Profile Details for LLM-specific NIMs# Optimized Profiles vs. Local Build Profiles# Both optimized and generic local build profiles use TensorRT-LLM, but they differ in a few ways. Optimized profiles leverage GPU specific TensorRT-LLM options in order to achieve optimal throughput and latency, and using an optimized profile causes NIM to download a pre-compiled TensorRT-LLM engine. Local build profiles use heuristics to choose a balanced set of options, and using a local build profile causes NIM to download the raw model weights and perform compilation on the local system. This can lead to longer startup times when deploying with a local build profile that has not been previously deployed and cached. Optimization Targets# optimized profiles can have different optimization targets, catered to either minimize latency or maximize throughput. These engine profiles are tagged as latency and throughput respectively in the profile name and the model manifest file included with the NIM. latency profiles are designed to minimize: Time to First Token (TTFT): The latency between the initial inference request to the model and the return of the first token.

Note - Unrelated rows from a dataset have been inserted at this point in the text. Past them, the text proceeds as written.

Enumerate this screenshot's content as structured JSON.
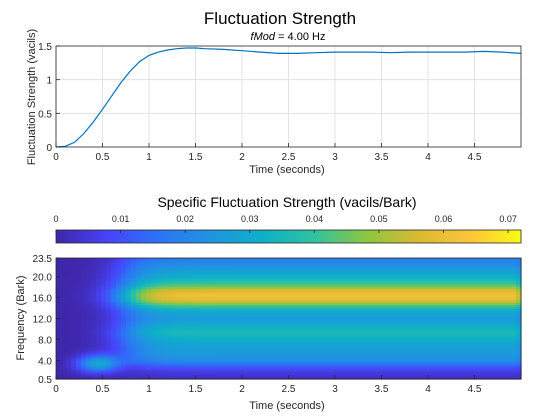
{
  "chart_data": [
    {
      "type": "line",
      "title": "Fluctuation Strength",
      "subtitle_italic": "fMod",
      "subtitle_rest": " = 4.00 Hz",
      "xlabel": "Time (seconds)",
      "ylabel": "Fluctuation Strength (vacils)",
      "xlim": [
        0,
        5
      ],
      "ylim": [
        0,
        1.5
      ],
      "grid": true,
      "line_color": "#0072BD",
      "xticks": [
        "0",
        "0.5",
        "1",
        "1.5",
        "2",
        "2.5",
        "3",
        "3.5",
        "4",
        "4.5"
      ],
      "xtick_values": [
        0,
        0.5,
        1,
        1.5,
        2,
        2.5,
        3,
        3.5,
        4,
        4.5
      ],
      "yticks": [
        "0",
        "0.5",
        "1",
        "1.5"
      ],
      "ytick_values": [
        0,
        0.5,
        1,
        1.5
      ],
      "x": [
        0,
        0.1,
        0.2,
        0.3,
        0.4,
        0.5,
        0.6,
        0.7,
        0.8,
        0.9,
        1.0,
        1.1,
        1.2,
        1.3,
        1.4,
        1.5,
        1.6,
        1.8,
        2.0,
        2.2,
        2.4,
        2.6,
        2.8,
        3.0,
        3.2,
        3.4,
        3.6,
        3.8,
        4.0,
        4.2,
        4.4,
        4.6,
        4.8,
        5.0
      ],
      "y": [
        0,
        0.01,
        0.07,
        0.2,
        0.37,
        0.56,
        0.76,
        0.96,
        1.13,
        1.27,
        1.36,
        1.41,
        1.44,
        1.46,
        1.47,
        1.47,
        1.46,
        1.45,
        1.43,
        1.41,
        1.39,
        1.39,
        1.4,
        1.41,
        1.41,
        1.41,
        1.4,
        1.41,
        1.41,
        1.41,
        1.41,
        1.42,
        1.41,
        1.39
      ]
    },
    {
      "type": "heatmap",
      "title": "Specific Fluctuation Strength (vacils/Bark)",
      "xlabel": "Time (seconds)",
      "ylabel": "Frequency (Bark)",
      "xlim": [
        0,
        5
      ],
      "ylim": [
        0.5,
        23.5
      ],
      "colorbar": {
        "location": "top",
        "limits": [
          0,
          0.072
        ],
        "ticks": [
          "0",
          "0.01",
          "0.02",
          "0.03",
          "0.04",
          "0.05",
          "0.06",
          "0.07"
        ],
        "tick_values": [
          0,
          0.01,
          0.02,
          0.03,
          0.04,
          0.05,
          0.06,
          0.07
        ]
      },
      "xticks": [
        "0",
        "0.5",
        "1",
        "1.5",
        "2",
        "2.5",
        "3",
        "3.5",
        "4",
        "4.5"
      ],
      "xtick_values": [
        0,
        0.5,
        1,
        1.5,
        2,
        2.5,
        3,
        3.5,
        4,
        4.5
      ],
      "yticks": [
        "0.5",
        "4.0",
        "8.0",
        "12.0",
        "16.0",
        "20.0",
        "23.5"
      ],
      "ytick_values": [
        0.5,
        4,
        8,
        12,
        16,
        20,
        23.5
      ],
      "colormap_stops": [
        "#3e26a8",
        "#4743f8",
        "#2c74f5",
        "#1f94e0",
        "#0db0c8",
        "#31c2a1",
        "#8cc63f",
        "#d8ba31",
        "#fcc43a",
        "#f9fb15"
      ],
      "frequency_profile": {
        "bark": [
          0.5,
          2.0,
          3.0,
          4.0,
          5.5,
          7.0,
          8.5,
          9.5,
          10.5,
          12.0,
          13.5,
          14.5,
          15.5,
          16.5,
          17.5,
          18.5,
          20.0,
          21.0,
          22.5,
          23.5
        ],
        "value": [
          0.002,
          0.006,
          0.012,
          0.022,
          0.026,
          0.028,
          0.033,
          0.036,
          0.032,
          0.026,
          0.03,
          0.042,
          0.058,
          0.062,
          0.056,
          0.042,
          0.032,
          0.028,
          0.022,
          0.018
        ]
      },
      "onset_seconds": 0.75,
      "onset_blob": {
        "time": 0.45,
        "bark": 3.5,
        "value": 0.028
      }
    }
  ]
}
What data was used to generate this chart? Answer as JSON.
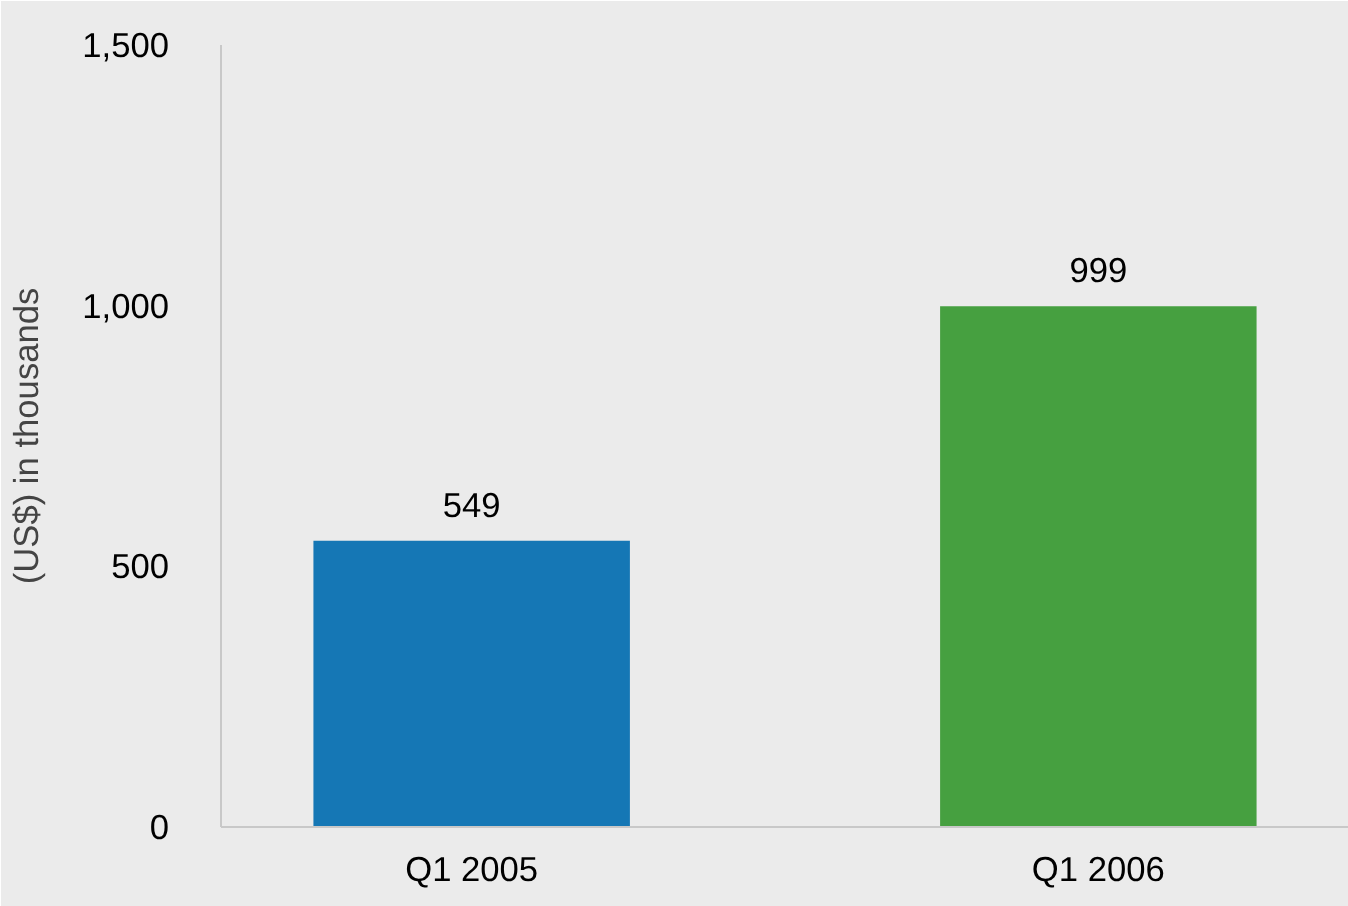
{
  "chart_data": {
    "type": "bar",
    "ylabel": "(US$) in thousands",
    "categories": [
      "Q1 2005",
      "Q1 2006"
    ],
    "values": [
      549,
      999
    ],
    "colors": [
      "#1577b5",
      "#46a040"
    ],
    "ylim": [
      0,
      1500
    ],
    "yticks": [
      0,
      {
        "value": 500,
        "label": "500"
      },
      {
        "value": 1000,
        "label": "1,000"
      },
      {
        "value": 1500,
        "label": "1,500"
      }
    ],
    "data_labels": true,
    "grid": false
  }
}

Inter-Token Latency (ITL): The latency between each token after the first. throughput profiles are designed to maximize: Total Throughput per GPU: The total number of tokens generated per second by the NIM, divided by the number of GPUs used. While there can be many differences between the throughput and latency variants to meet these different criteria, one of the most significant is that throughput variants utilize the minimum number of GPUs required to host a model (typically constrained by memory utilization). Latency variants use additional GPUs to decrease request latency at the cost of decreased total throughput per GPU relative to the throughput variant.